The Pentagon’s former director of research and engineering for modernization chaired a panel for the Air Force in 2015 that examined the threat posed to U.S. security by high-tech weapons like hypersonic missiles. They concluded that it was a major issue that wasn’t going away.
“One of the members of the panel wanted to title the study: ’We’re Screwed.’ That was 10 years ago,” said Mark Lewis, now CEO of Purdue University’s Applied Research Institute. “We sounded the alarm that we were in a race. We’re still in a race and we’re falling further behind.”
On Tuesday, Mr. Lewis was part of a panel hosted by The Washington Times’ Threat Status on the technology required for President Trump’s Golden Dome missile defense initiative.
Mr. Lewis said the U.S. must accelerate offensive and defensive capabilities versus the missile threat from its adversaries.
“Every time we war-gamed various scenarios when I was at the Pentagon, when we were facing an adversary that had these advanced missile capabilities and we didn’t have an effective system or our own offensive system, we lost — every single time,” he said. “We need these capabilities if we’re going to compete with our potential peer adversaries.”
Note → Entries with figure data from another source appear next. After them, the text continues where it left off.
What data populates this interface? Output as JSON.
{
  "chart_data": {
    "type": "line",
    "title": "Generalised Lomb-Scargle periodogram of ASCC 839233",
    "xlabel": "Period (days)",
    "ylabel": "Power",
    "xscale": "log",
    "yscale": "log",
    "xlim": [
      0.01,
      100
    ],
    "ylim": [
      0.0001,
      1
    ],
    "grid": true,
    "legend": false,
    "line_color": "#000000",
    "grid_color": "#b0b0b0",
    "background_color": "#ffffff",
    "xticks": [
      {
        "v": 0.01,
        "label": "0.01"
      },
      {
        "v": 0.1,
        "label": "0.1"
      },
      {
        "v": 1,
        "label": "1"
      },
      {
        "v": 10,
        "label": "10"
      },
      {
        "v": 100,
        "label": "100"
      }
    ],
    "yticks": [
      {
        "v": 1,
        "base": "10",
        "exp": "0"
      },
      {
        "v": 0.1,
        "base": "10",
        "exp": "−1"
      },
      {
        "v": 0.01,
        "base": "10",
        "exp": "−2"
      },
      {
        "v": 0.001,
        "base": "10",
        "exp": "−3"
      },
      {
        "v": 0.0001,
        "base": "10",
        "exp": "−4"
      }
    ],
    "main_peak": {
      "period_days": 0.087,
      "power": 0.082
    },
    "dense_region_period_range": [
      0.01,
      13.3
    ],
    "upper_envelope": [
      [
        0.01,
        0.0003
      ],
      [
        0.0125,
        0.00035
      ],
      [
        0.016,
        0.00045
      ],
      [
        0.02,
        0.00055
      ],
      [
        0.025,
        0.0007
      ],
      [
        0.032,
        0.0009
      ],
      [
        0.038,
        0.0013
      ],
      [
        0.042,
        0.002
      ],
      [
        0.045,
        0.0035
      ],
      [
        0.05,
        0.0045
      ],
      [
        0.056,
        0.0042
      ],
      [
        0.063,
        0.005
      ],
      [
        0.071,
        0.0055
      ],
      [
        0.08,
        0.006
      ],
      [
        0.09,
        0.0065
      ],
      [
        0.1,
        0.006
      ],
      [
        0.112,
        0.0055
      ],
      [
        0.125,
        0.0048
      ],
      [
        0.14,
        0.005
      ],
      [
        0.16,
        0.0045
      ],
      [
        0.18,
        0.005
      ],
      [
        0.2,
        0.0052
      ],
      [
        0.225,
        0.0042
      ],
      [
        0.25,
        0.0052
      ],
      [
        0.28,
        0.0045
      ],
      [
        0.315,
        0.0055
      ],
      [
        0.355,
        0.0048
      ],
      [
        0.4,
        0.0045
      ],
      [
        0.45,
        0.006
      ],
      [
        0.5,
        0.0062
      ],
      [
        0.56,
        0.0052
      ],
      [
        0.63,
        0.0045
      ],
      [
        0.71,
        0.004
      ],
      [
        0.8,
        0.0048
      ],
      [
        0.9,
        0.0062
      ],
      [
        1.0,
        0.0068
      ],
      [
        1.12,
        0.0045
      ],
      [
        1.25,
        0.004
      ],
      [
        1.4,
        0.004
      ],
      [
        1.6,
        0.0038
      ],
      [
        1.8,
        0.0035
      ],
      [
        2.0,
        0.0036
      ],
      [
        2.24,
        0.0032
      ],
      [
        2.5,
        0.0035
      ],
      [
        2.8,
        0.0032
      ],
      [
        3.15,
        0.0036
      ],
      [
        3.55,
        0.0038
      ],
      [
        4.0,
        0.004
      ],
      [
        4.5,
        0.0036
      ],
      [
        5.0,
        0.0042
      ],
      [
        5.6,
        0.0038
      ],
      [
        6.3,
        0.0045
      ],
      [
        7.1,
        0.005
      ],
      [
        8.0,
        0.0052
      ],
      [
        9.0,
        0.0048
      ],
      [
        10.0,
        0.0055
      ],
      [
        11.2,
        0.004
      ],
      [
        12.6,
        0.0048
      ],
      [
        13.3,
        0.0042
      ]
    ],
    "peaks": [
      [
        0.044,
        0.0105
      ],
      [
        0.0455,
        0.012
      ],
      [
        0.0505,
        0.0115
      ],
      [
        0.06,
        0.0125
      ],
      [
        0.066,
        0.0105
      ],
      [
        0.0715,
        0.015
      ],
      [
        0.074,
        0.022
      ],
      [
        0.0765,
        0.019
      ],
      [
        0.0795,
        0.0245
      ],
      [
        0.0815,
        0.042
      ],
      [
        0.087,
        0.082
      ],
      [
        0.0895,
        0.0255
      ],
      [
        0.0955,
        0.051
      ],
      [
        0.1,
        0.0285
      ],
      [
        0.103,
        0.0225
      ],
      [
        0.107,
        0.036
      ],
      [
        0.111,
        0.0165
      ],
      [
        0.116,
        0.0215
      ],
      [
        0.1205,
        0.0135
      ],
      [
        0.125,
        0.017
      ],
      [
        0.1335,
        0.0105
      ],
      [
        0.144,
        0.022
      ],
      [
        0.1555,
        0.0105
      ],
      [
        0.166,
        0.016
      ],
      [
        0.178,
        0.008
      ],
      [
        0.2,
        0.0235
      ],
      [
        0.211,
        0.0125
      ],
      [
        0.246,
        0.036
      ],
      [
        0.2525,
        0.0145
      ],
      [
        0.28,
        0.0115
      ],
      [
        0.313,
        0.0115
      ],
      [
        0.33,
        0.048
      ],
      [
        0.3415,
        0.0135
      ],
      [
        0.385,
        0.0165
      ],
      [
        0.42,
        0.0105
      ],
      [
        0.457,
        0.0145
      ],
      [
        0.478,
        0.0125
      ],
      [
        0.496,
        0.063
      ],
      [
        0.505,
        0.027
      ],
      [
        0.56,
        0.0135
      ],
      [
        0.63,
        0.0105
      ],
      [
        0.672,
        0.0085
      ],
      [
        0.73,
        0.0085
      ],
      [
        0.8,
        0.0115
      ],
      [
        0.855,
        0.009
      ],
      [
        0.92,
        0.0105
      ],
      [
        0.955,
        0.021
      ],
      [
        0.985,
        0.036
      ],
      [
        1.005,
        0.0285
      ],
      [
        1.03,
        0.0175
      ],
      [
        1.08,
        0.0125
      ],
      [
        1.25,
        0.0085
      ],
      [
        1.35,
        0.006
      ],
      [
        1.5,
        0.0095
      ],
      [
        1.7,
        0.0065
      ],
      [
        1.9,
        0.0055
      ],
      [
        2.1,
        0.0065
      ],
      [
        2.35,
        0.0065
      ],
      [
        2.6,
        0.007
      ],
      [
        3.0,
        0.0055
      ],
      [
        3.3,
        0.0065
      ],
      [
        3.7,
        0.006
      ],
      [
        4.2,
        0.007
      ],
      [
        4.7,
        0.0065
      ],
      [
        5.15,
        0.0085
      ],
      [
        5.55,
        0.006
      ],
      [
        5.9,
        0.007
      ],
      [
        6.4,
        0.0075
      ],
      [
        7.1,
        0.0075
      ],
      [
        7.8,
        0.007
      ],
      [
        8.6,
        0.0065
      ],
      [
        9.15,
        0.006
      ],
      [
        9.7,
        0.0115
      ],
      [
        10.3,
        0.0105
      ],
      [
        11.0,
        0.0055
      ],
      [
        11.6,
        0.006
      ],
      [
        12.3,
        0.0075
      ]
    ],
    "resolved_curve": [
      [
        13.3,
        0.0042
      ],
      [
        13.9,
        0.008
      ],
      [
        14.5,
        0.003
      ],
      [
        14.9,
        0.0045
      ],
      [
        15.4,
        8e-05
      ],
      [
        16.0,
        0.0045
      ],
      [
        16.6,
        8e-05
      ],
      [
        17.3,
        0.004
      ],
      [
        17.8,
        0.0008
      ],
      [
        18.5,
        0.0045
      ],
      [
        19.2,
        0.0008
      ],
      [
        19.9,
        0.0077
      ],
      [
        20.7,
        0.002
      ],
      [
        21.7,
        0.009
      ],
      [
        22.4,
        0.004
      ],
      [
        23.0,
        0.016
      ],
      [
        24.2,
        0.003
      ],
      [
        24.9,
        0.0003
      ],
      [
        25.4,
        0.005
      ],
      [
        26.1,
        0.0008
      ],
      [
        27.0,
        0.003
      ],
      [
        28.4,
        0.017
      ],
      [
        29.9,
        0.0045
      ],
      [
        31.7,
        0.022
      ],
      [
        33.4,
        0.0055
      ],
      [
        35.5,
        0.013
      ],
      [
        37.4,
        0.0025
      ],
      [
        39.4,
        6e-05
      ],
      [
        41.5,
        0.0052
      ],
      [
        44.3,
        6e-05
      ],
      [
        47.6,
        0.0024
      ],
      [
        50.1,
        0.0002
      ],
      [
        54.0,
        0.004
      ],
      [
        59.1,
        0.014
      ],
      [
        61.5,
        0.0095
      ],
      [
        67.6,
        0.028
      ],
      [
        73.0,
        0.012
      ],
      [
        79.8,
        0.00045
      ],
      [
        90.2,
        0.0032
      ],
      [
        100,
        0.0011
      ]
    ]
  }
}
Retired Air Force Lt. Gen. Christopher Bogdan said relying on ground-based interceptors won’t be sufficient to counter a barrage of enemy ballistic missiles.
“A space-based constellation of small satellites that covers the Earth will have the ability to intercept those missiles much earlier,” said Gen. Bogdan, now executive vice president of Booz Allen Hamilton. “Each of those small satellites can do a number of things. Every satellite in the constellation can talk to and know what every other satellite knows.”
America’s Missile Defense Agency noted in 2020 that the U.S. also needed a new fire control architecture as part of its missile defense system, said Ed Zoiss, president of space and airborne systems for L3Harris Technologies.
“If you can’t see it, you can’t shoot it down,” he said. “What’s challenging with these new threats is that they become unseeable by our ground and sea-based radar systems because they have the ability to maneuver around.”
The only way for the U.S. to adequately monitor an adversary’s ballistic missiles will be to “move that fire control calculus up into space,” Mr. Zoiss said.
The panel said it should take 40 to 50 anti-ballistic missile satellites to cover U.S. territory and about 100 for worldwide coverage. Gen. Bogdan said satellites could be used as a “hit to kill” vehicle to take out the enemy missiles.
“They will have the ability to start a maneuver and then home in on those ballistic missiles and defeat them in their boost ascent phase,” he said.
Golden Dome is a system with a number of gaps that still need to be filled before it can provide a shield against ballistic missiles. The Reagan era Strategic Defense Initiative failed partly because the cost of sending thousands of satellites into space was too expensive, Gen. Bogdan said.
“But the cost of launching large constellations of small satellites have dropped so much,” he said.